What’s better -- burying our trash or burning it?

Coun. Craig Speirs says he figured out where he stood by just asking himself of what seemed the right thing to do.

“Give it the gut check – does it feel right?”

Incinerating garbage didn’t feel right for Speirs, who along with Abbotsford Coun. Patricia Ross is leading the opposition to Metro Vancouver building waste incinerators to burn garbage that’s now being buried in Cache Creek.

Ross sees the waste-to-energy incinerators now being considered by Metro Vancouver’s waste management committee, in the same way she does the Sumas 2 power project that had been proposed a few years ago in Washington state, a major health threat to the air of the Fraser Valley.

And Speirs just considers it a regressive of dealing with our own waste when recycling and reusing waste would save millions.

“It’s got to be efficient. Burning garbage is not efficient,” he said. “It’s an excuse to over consume.”

He makes the latter point because he challenges Metro Vancouver’s goal of increasing the amount of recycling from a present 55 per cent of the waste stream to a future goal of 70 per cent. Allowing 30 per cent to be treated as waste ensures a feedstock of plastic, paper and wood, to ensure incinerators will always have a fuel supply.

Speirs and Ross are coordinating their efforts and working with the Maple Ridge-Pitt Meadows Environmental Council which is launching a petition against trash burners. A Zero-Waste Coalition is also forming in the Lower Mainland to focus efforts.

“There’s no way they can create a clean incinerator. It’s just not physically possible,” said Speirs.

Burning also only reduces the waste to only 25 per cent of its original volume, while creating a toxic ash, about which no one knows the long-term health effects. Instead, four times the energy can be saved by efficiently employing the three-Rs, while extending the life of the Cache Creek landfill by years.

One incinerator would cost $700 million to build, he pointed out.

“We don’t have to go there. Other communities have shown they create more problems than they solve.”

The waste-management committee will deal with the topic in September and could pass a recommendation on to Metro Vancouver board.

Mayor Ernie Daykin, who sits on the committee, hasn’t yet made up his mind. He’s looking for more information before taking a position.

But what first should be known is whether the Ministry of Environment will allow the extension of the Cache Creek dump which would buy Metro Vancouver another 10 to 15 years of use of the dump.

Daykin says Switzerland incinerates its garbage while a new burner was built in the middle of Paris.

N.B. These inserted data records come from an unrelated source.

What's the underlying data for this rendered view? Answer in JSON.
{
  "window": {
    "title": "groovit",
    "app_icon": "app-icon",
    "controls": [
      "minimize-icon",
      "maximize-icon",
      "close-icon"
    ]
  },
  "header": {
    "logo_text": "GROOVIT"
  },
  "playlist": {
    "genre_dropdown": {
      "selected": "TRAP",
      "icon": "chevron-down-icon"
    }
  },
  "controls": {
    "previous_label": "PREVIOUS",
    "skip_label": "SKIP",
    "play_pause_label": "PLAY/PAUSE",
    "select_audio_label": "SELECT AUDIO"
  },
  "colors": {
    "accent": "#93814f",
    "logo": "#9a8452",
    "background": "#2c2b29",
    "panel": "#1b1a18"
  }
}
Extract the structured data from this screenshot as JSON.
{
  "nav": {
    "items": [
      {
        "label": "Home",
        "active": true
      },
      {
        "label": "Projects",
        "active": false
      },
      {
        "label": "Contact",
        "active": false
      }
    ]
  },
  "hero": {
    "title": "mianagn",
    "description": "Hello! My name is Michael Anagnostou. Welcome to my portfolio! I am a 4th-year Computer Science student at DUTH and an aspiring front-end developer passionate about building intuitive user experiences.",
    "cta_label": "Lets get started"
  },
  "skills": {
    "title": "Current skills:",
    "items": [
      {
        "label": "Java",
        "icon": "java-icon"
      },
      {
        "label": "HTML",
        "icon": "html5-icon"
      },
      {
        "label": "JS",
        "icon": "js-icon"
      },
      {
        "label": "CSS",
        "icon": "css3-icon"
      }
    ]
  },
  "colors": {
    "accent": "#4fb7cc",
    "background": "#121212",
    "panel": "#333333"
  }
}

And he says the waste management committee has yet to decide. “We haven’t got the complete picture yet.”

Daykin visited the Lower Mainland’s single garbage incinerator in Burnaby, a 20-year-old facility that generates $10 million in electrical power a year, and noted much of the feedstock consisted of recyclable goods. Pipes carrying water snake through the combustion chamber and the resulting steam turns turbines to generate close to 18 megawatts of electricity.

But a report by the Vancouver Board of Trade raises several questions about burning garbage and says it would be more expensive, $52 per tonne versus the $35 per tonne it costs to bury it in Cache Creek. The Recycling Council of B.C. also opposes incinerators.

Waste committee chair Marvin Hunt said three waste-to-energy plants might be built — one south of the Fraser, one in the northeast sector and one on the North Shore.

He said a new waste-to-energy plant in downtown Paris blends in with the surrounding buildings, powering businesses and homes, and providing exhaust air that’s cleaner than the ambient air.

“They’re right in a very urban setting and most people don’t even realize it’s a waste-to-energy facility.”

That’s likely the model that would be pursued here. It would be a departure from the Burnaby incinerator, which is in an industrial park near the Fraser River, with no nearby residential neighbours.

“The intent would be to put these into more densely populated areas,” Hunt said.

Daykin didn’t know if he’d like one in Maple Ridge.

“That would have to require a good, long think. They would have to answer a lot of tough questions.”